2025-05-20 –, Showroom
Are you a researcher with an algorithm, who would like to challenge your peers to do better? Or do you have a dataset that needs annotating, but your colleagues work on the other side of the globe? You can do both, and more, on grand-challenge.org. Join this session to learn more about our cloud-based platform featuring challenges, reader studies and algorithms!
Are you looking for a way to develop AI models safely and transparently? After this session you will have learned about all the features of the open-source, cloud-based Grand Challenge platform, and how it enables you to accelerate your research in AI.
We’ll start with a brief overview of the key steps in AI development before diving into how the Grand Challenge platform, an open-source initiative, streamlines the process. Learn how the platform enables you to:
Compare your algorithm against other algorithms using our Challenges feature, where you can compete with other AI developers in a scalable environment.
Seamlessly handle user management, data security, and scalability, with robust infrastructure designed for handling large quantities of sensitive data.
Leverage the Reader Study feature to gain insights into your dataset—whether through questions or annotations. This helps train annotators, establish clinical benchmarks, and improve your models.

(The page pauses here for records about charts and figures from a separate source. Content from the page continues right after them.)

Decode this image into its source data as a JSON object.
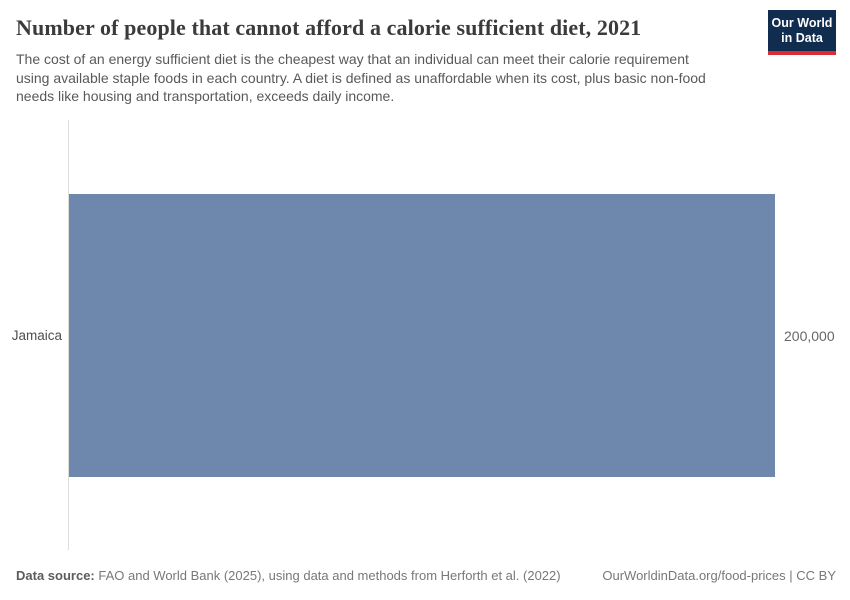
{
  "header": {
    "title": "Number of people that cannot afford a calorie sufficient diet, 2021",
    "subtitle": "The cost of an energy sufficient diet is the cheapest way that an individual can meet their calorie requirement using available staple foods in each country. A diet is defined as unaffordable when its cost, plus basic non-food needs like housing and transportation, exceeds daily income.",
    "logo": {
      "line1": "Our World",
      "line2": "in Data",
      "bg_color": "#102d50",
      "accent_color": "#dc2e32"
    }
  },
  "chart_data": {
    "type": "bar",
    "orientation": "horizontal",
    "title": "Number of people that cannot afford a calorie sufficient diet, 2021",
    "categories": [
      "Jamaica"
    ],
    "values": [
      200000
    ],
    "value_labels": [
      "200,000"
    ],
    "xlim": [
      0,
      200000
    ],
    "grid": false,
    "legend": false,
    "bar_color": "#6e87ac",
    "axis_color": "#dddddd"
  },
  "footer": {
    "source_label": "Data source:",
    "source_text": " FAO and World Bank (2025), using data and methods from Herforth et al. (2022)",
    "link_text": "OurWorldinData.org/food-prices | CC BY"
  }
}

Run and test AI models effortlessly, using a cloud-based platform that eliminates the need for local hardware and simplifies deployment.
By harnessing the power of cloud computing, Grand Challenge provides a secure, scalable, and collaborative environment for AI development. As an open-source platform, it fosters transparency and innovation in research. Join us to see these features in action and discover how our platform can accelerate your research!
I'm Product Owner for the Grand Challenge platform, developed at the Radboud University Medical Center. Grand Challenge is a platform for the end-to-end development of AI in medical imaging., an open-source, cloud-based initiative.